Pension: Senate bill removes police from CPS
…Establishes Police Pension Board
The Senate has passed a bill removing the Nigeria Police Force (NPF) from the Contributory Pension Scheme (CPS).
The upper chamber has passed another bill authorizing the establishment of the Police Pension Board.
By passing this bill, what the Senate has done is to transfer trillion Naira pension burden on the federal government which it may not be able to fund giving weak revenue position of the country.
The police has been pushing for a distinct Pension Board to manage the Pension of its personnel different from CPS, a move resisted by the government.
The Senate confirmed passage of the bill via its Twitter handle, thus ignoring a 2014 federal government white paper which rejected the agitation.
Under the CPS, both the employee and the employer make contributions towards the employee’s pension — in contrast to the Defined Benefit Scheme (DBS) under which all the burden is borne by the government.
The implementation of the DBS in past had led to unfunded pensions and pile-up of pension liabilities running into trillions of naira before the Olusegun Obasanjo administration carried out an industry reform in 2004.
Under the bill passed by the senate, the federal government will now be fully responsible for police pensions and this is expected to cost trillions of naira over time.
At the public hearing organised by the senate committee on police affairs on January 20, 2023, the National Pension Commission (PenCom), which regulates the industry, the Pension Fund Operators Association of Nigeria and the Nigeria Labour Congress (NLC) opposed the bill.

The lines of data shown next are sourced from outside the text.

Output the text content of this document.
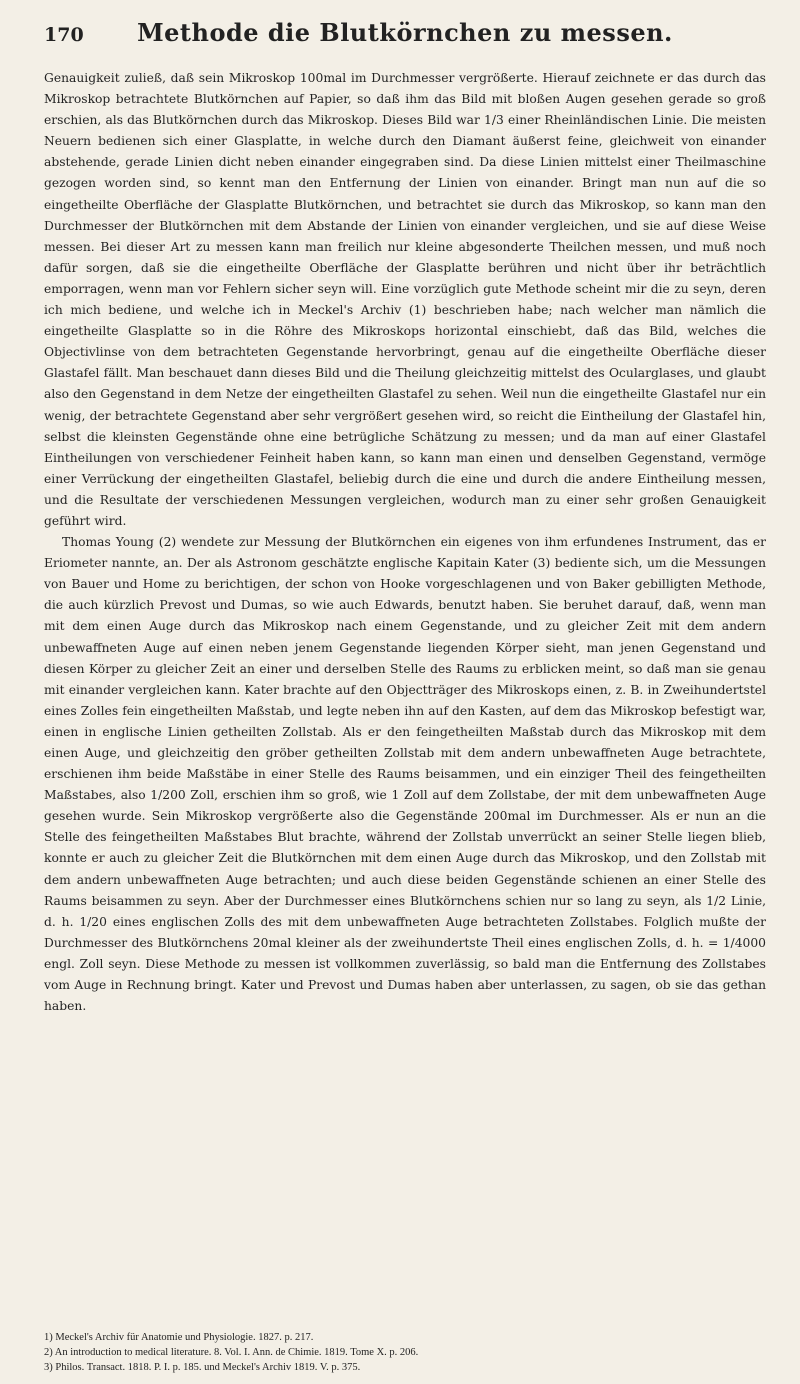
170	Methode die Blutkörnchen zu messen.

Genauigkeit zuließ, daß sein Mikroskop 100mal im Durchmesser vergrößerte. Hierauf zeichnete er das durch das Mikroskop betrachtete Blutkörnchen auf Papier, so daß ihm das Bild mit bloßen Augen gesehen gerade so groß erschien, als das Blutkörnchen durch das Mikroskop. Dieses Bild war 1/3 einer Rheinländischen Linie. Die meisten Neuern bedienen sich einer Glasplatte, in welche durch den Diamant äußerst feine, gleichweit von einander abstehende, gerade Linien dicht neben einander eingegraben sind. Da diese Linien mittelst einer Theilmaschine gezogen worden sind, so kennt man den Entfernung der Linien von einander. Bringt man nun auf die so eingetheilte Oberfläche der Glasplatte Blutkörnchen, und betrachtet sie durch das Mikroskop, so kann man den Durchmesser der Blutkörnchen mit dem Abstande der Linien von einander vergleichen, und sie auf diese Weise messen. Bei dieser Art zu messen kann man freilich nur kleine abgesonderte Theilchen messen, und muß noch dafür sorgen, daß sie die eingetheilte Oberfläche der Glasplatte berühren und nicht über ihr beträchtlich emporragen, wenn man vor Fehlern sicher seyn will. Eine vorzüglich gute Methode scheint mir die zu seyn, deren ich mich bediene, und welche ich in Meckel's Archiv (1) beschrieben habe; nach welcher man nämlich die eingetheilte Glasplatte so in die Röhre des Mikroskops horizontal einschiebt, daß das Bild, welches die Objectivlinse von dem betrachteten Gegenstande hervorbringt, genau auf die eingetheilte Oberfläche dieser Glastafel fällt. Man beschauet dann dieses Bild und die Theilung gleichzeitig mittelst des Ocularglases, und glaubt also den Gegenstand in dem Netze der eingetheilten Glastafel zu sehen. Weil nun die eingetheilte Glastafel nur ein wenig, der betrachtete Gegenstand aber sehr vergrößert gesehen wird, so reicht die Eintheilung der Glastafel hin, selbst die kleinsten Gegenstände ohne eine betrügliche Schätzung zu messen; und da man auf einer Glastafel Eintheilungen von verschiedener Feinheit haben kann, so kann man einen und denselben Gegenstand, vermöge einer Verrückung der eingetheilten Glastafel, beliebig durch die eine und durch die andere Eintheilung messen, und die Resultate der verschiedenen Messungen vergleichen, wodurch man zu einer sehr großen Genauigkeit geführt wird.

Thomas Young (2) wendete zur Messung der Blutkörnchen ein eigenes von ihm erfundenes Instrument, das er Eriometer nannte, an. Der als Astronom geschätzte englische Kapitain Kater (3) bediente sich, um die Messungen von Bauer und Home zu berichtigen, der schon von Hooke vorgeschlagenen und von Baker gebilligten Methode, die auch kürzlich Prevost und Dumas, so wie auch Edwards, benutzt haben. Sie beruhet darauf, daß, wenn man mit dem einen Auge durch das Mikroskop nach einem Gegenstande, und zu gleicher Zeit mit dem andern unbewaffneten Auge auf einen neben jenem Gegenstande liegenden Körper sieht, man jenen Gegenstand und diesen Körper zu gleicher Zeit an einer und derselben Stelle des Raums zu erblicken meint, so daß man sie genau mit einander vergleichen kann. Kater brachte auf den Objectträger des Mikroskops einen, z. B. in Zweihundertstel eines Zolles fein eingetheilten Maßstab, und legte neben ihn auf den Kasten, auf dem das Mikroskop befestigt war, einen in englische Linien getheilten Zollstab. Als er den feingetheilten Maßstab durch das Mikroskop mit dem einen Auge, und gleichzeitig den gröber getheilten Zollstab mit dem andern unbewaffneten Auge betrachtete, erschienen ihm beide Maßstäbe in einer Stelle des Raums beisammen, und ein einziger Theil des feingetheilten Maßstabes, also 1/200 Zoll, erschien ihm so groß, wie 1 Zoll auf dem Zollstabe, der mit dem unbewaffneten Auge gesehen wurde. Sein Mikroskop vergrößerte also die Gegenstände 200mal im Durchmesser. Als er nun an die Stelle des feingetheilten Maßstabes Blut brachte, während der Zollstab unverrückt an seiner Stelle liegen blieb, konnte er auch zu gleicher Zeit die Blutkörnchen mit dem einen Auge durch das Mikroskop, und den Zollstab mit dem andern unbewaffneten Auge betrachten; und auch diese beiden Gegenstände schienen an einer Stelle des Raums beisammen zu seyn. Aber der Durchmesser eines Blutkörnchens schien nur so lang zu seyn, als 1/2 Linie, d. h. 1/20 eines englischen Zolls des mit dem unbewaffneten Auge betrachteten Zollstabes. Folglich mußte der Durchmesser des Blutkörnchens 20mal kleiner als der zweihundertste Theil eines englischen Zolls, d. h. = 1/4000 engl. Zoll seyn. Diese Methode zu messen ist vollkommen zuverlässig, so bald man die Entfernung des Zollstabes vom Auge in Rechnung bringt. Kater und Prevost und Dumas haben aber unterlassen, zu sagen, ob sie das gethan haben.

1) Meckel's Archiv für Anatomie und Physiologie. 1827. p. 217.

2) An introduction to medical literature. 8. Vol. I. Ann. de Chimie. 1819. Tome X. p. 206.

3) Philos. Transact. 1818. P. I. p. 185. und Meckel's Archiv 1819. V. p. 375.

Boss Mustapha, who was then secretary to the government of the federation (SGF), wrote to the inspector general of police reminding him that there was an SGF circular Ref. 59149/S.1/C.1/11/266 and dated July 20, 2021 which said the police must be under the CPS and that the directive had not changed.
Mustapha also referred to the White Paper on the report of the Presidential Committee on Restructuring and Rationalization of Federal Government Parastatals, Commissions and Agencies which expressly forbids any government body, apart from the military and the intelligence services, from exiting the CPS.
The national assembly also passed a bill recently to exempt its staff from the CPS.